Выбрать главу

Пьер взмахивает дирижёрской палочкой, и я со страстью ударяю по первым септаккордам. Передо мной нет нот. Вся музыка в моей голове, так как написала её я.

В мире так много прекрасной музыки... Что не хочу умирать! — исходя из маминых воспоминаний, то были последними словами Рауфа, прежде чем он навсегда закрыл глаза. В хосписе.

После того как Югендамт временно раскидал меня, Эстер и Джастина в разные приёмные семьи, Рауф регулярно навещал нас по отдельности. Не потому, что к нам не приходили наши родные отцы, которым мы оказались совершенно не нужны. Не из-за того, что наша непутёвая мать по истечении своего условного срока на целых полгода исчезла с радара, добровольно подавшись сначала в какой-то монастырь, затем психиатрический диспансер для излечения от всех своих зависимостей. Нет, у нашего Рауфа однозначно был план Б! И если бы не его четвёртая стадия в лёгких, думаю, он бы приехал и выкрал нас, когда наше время в приёмных семьях подошло к концу. В день, когда Рауф впервые не приехал как обычно навестить меня, мой мир во второй раз окрасился во всё чёрное...

Грусть тех тягучих однообразных дней я вкладываю сейчас в тёмные минорные гаммы.

Жизнь, — вспоминаю любимое изречение Рауфа — Это не концерт по заказу, а сплошная импровизация... Поэтому будь всегда готова!

И я готовлюсь. Кручусь. Верчусь. Благодарю судьбу за каждый прожитый момент, вопреки тьме прошлого.

Я знаю, что точно повзрослела. Потому как верю теперь исключительно фактам, вернее, совершённым поступкам близких мне людей, а не их словам.

Рауф оказался прав во всём...

Мои пальцы, словно бешеные кони, с силой разгоняются и собираются использовать в следующей композиции, как когда-то сказал Ференц Лист, все восемьдесят восемь — нет, здесь их девяносто! — клавиш.

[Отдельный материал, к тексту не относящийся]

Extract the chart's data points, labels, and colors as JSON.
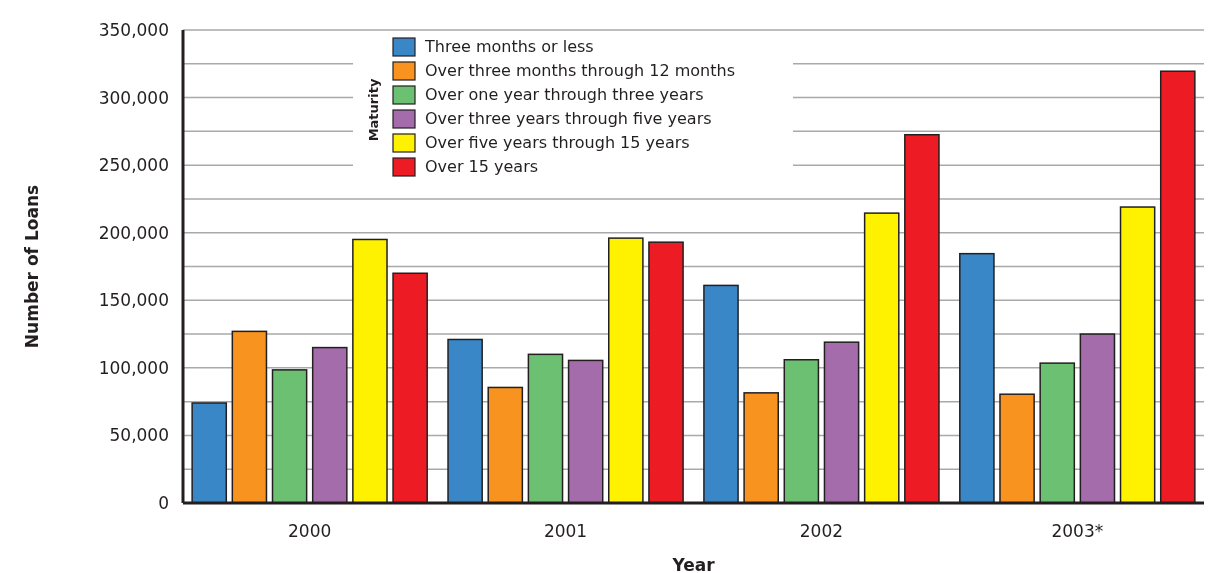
{
  "chart_data": {
    "type": "bar",
    "xlabel": "Year",
    "ylabel": "Number of Loans",
    "legend_title": "Maturity",
    "categories": [
      "2000",
      "2001",
      "2002",
      "2003*"
    ],
    "series": [
      {
        "name": "Three months or less",
        "color": "#3a87c8",
        "values": [
          74000,
          121000,
          161000,
          184500
        ]
      },
      {
        "name": "Over three months through 12 months",
        "color": "#f7931e",
        "values": [
          127000,
          85500,
          81500,
          80500
        ]
      },
      {
        "name": "Over one year through three years",
        "color": "#6cc071",
        "values": [
          98500,
          110000,
          106000,
          103500
        ]
      },
      {
        "name": "Over three years through five years",
        "color": "#a46cab",
        "values": [
          115000,
          105500,
          119000,
          125000
        ]
      },
      {
        "name": "Over five years through 15 years",
        "color": "#fff200",
        "values": [
          195000,
          196000,
          214500,
          219000
        ]
      },
      {
        "name": "Over 15 years",
        "color": "#ed1c24",
        "values": [
          170000,
          193000,
          272500,
          319500
        ]
      }
    ],
    "ylim": [
      0,
      350000
    ],
    "yticks": [
      0,
      {
        "value": 25000,
        "label": null
      },
      {
        "value": 50000,
        "label": "50,000"
      },
      {
        "value": 75000,
        "label": null
      },
      {
        "value": 100000,
        "label": "100,000"
      },
      {
        "value": 125000,
        "label": null
      },
      {
        "value": 150000,
        "label": "150,000"
      },
      {
        "value": 175000,
        "label": null
      },
      {
        "value": 200000,
        "label": "200,000"
      },
      {
        "value": 225000,
        "label": null
      },
      {
        "value": 250000,
        "label": "250,000"
      },
      {
        "value": 275000,
        "label": null
      },
      {
        "value": 300000,
        "label": "300,000"
      },
      {
        "value": 325000,
        "label": null
      },
      {
        "value": 350000,
        "label": "350,000"
      }
    ],
    "grid": "y",
    "legend": "top"
  }
}
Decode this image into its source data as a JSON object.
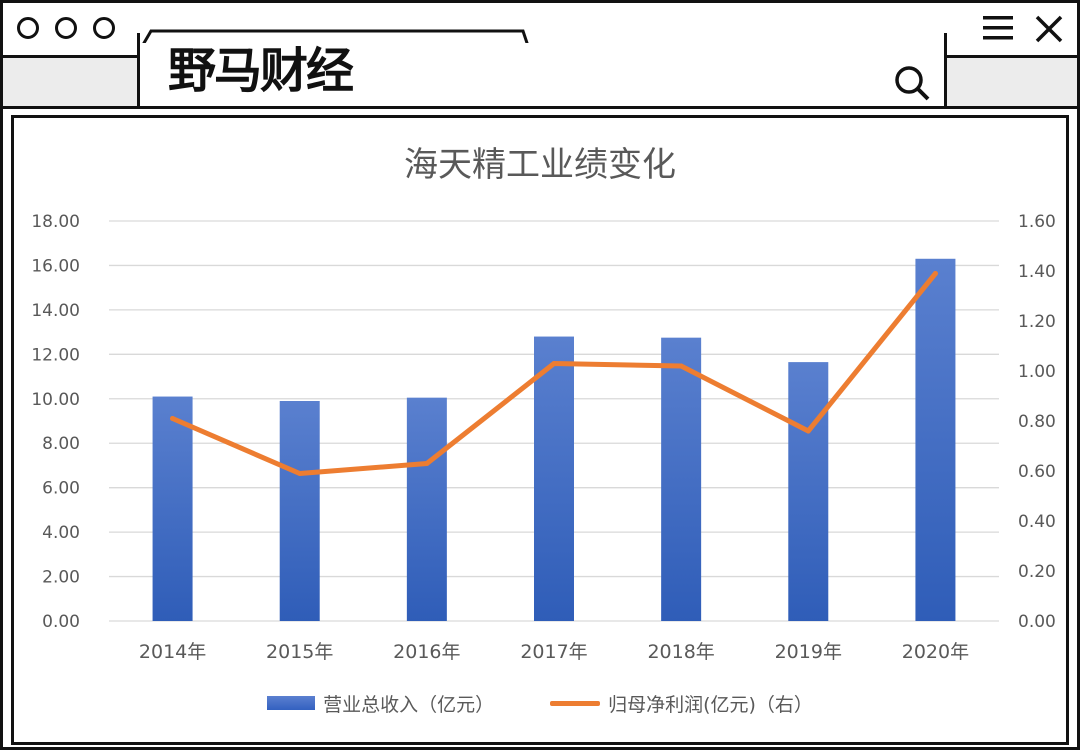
{
  "app": {
    "logo_text": "野马财经"
  },
  "window_controls": [
    "circle-icon",
    "circle-icon",
    "circle-icon"
  ],
  "toolbar_icons": [
    "menu-icon",
    "close-icon",
    "search-icon"
  ],
  "colors": {
    "bar": "#4472c4",
    "line": "#ed7d31",
    "grid": "#d9d9d9",
    "text": "#595959",
    "accent_logo": "#d32f2f"
  },
  "chart_data": {
    "type": "bar+line",
    "title": "海天精工业绩变化",
    "categories": [
      "2014年",
      "2015年",
      "2016年",
      "2017年",
      "2018年",
      "2019年",
      "2020年"
    ],
    "series": [
      {
        "name": "营业总收入（亿元）",
        "type": "bar",
        "axis": "left",
        "values": [
          10.1,
          9.9,
          10.05,
          12.8,
          12.75,
          11.65,
          16.3
        ]
      },
      {
        "name": "归母净利润(亿元)（右）",
        "type": "line",
        "axis": "right",
        "values": [
          0.81,
          0.59,
          0.63,
          1.03,
          1.02,
          0.76,
          1.39
        ]
      }
    ],
    "y_left": {
      "min": 0,
      "max": 18,
      "step": 2,
      "tick_labels": [
        "0.00",
        "2.00",
        "4.00",
        "6.00",
        "8.00",
        "10.00",
        "12.00",
        "14.00",
        "16.00",
        "18.00"
      ]
    },
    "y_right": {
      "min": 0,
      "max": 1.6,
      "step": 0.2,
      "tick_labels": [
        "0.00",
        "0.20",
        "0.40",
        "0.60",
        "0.80",
        "1.00",
        "1.20",
        "1.40",
        "1.60"
      ]
    },
    "grid": true,
    "legend_position": "bottom"
  }
}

Некоторые секвенции напоминают по звукам то золотой барокко, то авангардный рок. Пьер входит в раж. Оркестр потеет, напрягает лица, включается на всю мощь...

Мой главный гитарист отыгрывает сегодня с неслыханной страстью свой сольный номер, написанный мной для него.

Вслед за ним выходит с соло моя первая скрипка, так душевно исполнившая мою экспериментальную пассакалью с нотками венского классицизма, что я прикрываю глаза от выступивших слёз.

Перед моим внутренним взором невольно проносится вся моя жизнь после смерти Рауфа:

Нетерпение, когда мама больше двух долгих лет проходит все восемь кругов ада наших судов, Югендамта и прочих инстанций, прежде чем ей удаётся окончательно забрать нас обратно...

Сожаление, когда она тайно бессонными ночами выплакивает море слёз из-за всех наших детских травм и обид на неё...

‍​‌‌​​‌‌‌​​‌​‌‌​‌​​​‌​‌‌‌​‌‌​​​‌‌​​‌‌​‌​‌​​​‌​‌‌‍

Изумление, когда мы по завещанию Рауфа получаем его бакалею и однокомнатную квартиру, с пианино впридачу... Ещё большее изумление, когда мама вдруг с большим энтузиазмом начинает вкалывать в Истанбул-Маркете с утра до вечера, всегда оставаясь при этом абсолютно трезвой...

Радость, когда ей удаётся выгодно приобрести собственную недвижимость и без долгов оплачивать все наши частные музыкальные занятия, а позже помогать всем нам во время учёб в Национальной Консерватории...

Разочарование, когда любимчика Кевина ей, по понятным причинам, не отдали, а Джастина вернули на целых полтора года позже, чем меня и Эстер...

Тот пробел жизни порознь до сих пор незримо и негласно витает между нами.

В конце всех моих мелодий мы объединяем наши сольные партии в непрограмном бонусе, основанном на «Колыбельной для Ангелов» Джона Уильямса в моей аранжировке.

Во время игры мне почему-то кажется, что эта композиция способна без прикосновения обнять и в то же время глубоко, до дрожи в теле, проникнуть в душу каждого, кто открыт для этого.

Час нашего беспрерывного бенефис-концерта в пользу фонда «Надежда» (для сирот и детей из малоимущих неблагополучных семей) пролетает как один волшебный миг.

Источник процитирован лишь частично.